Just to prove that the Club is one of equal opportunities, that FTD was by a female driver, Phoebe Rolt, as were a number of other awards, including Jo Blakeney-Edwards (probably more competitive than all the men put together) winning Class 3 and the ever popular Sue Derbyshire (still one of my most respected drivers) taken a 2nd in her class.
Fastest Time of the Day by a Pre-War car was a three way fight and an all-male affair. Favourite before and during the meeting was Julian Grimwade (Frazer Nash Norris Special) who had set the fastest time of the three contenders in practise. Vying to deprive him of the top spot were Tony Lees in his Cognac and Tim Greenhill in his Wolsley. When it came to the final runs, Tony and Tim were in the class before and finished with just 0.2 second difference between them. However they didn’t do quite enough to beat Julian’s morning time of 65.14s, just 0.63s ahead of Phoebe’s morning time. Could he improve and beat the post-war car? He did his bit and improved to 64.85s. As you already know, Phoebe went just that little bit faster to take overall FTD.

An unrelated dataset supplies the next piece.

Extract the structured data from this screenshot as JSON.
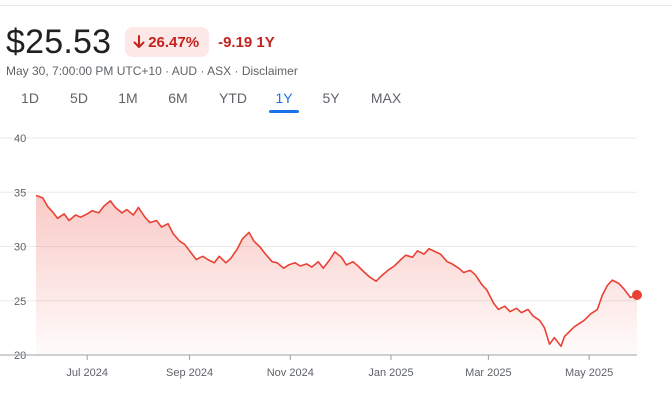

Loton Park, as organised by Hagley and District Light Car Club organise a number of events throughout the year, including a round of the British HillClimb Championship. To read more about one of their more modern meetings you can read this piece
So will I be at Loton or Goodwood next year? One has excellent on track action, vintage machinery you can get up close to and is a great day out, the other is in West Sussex . I’ll stick to Loton Park.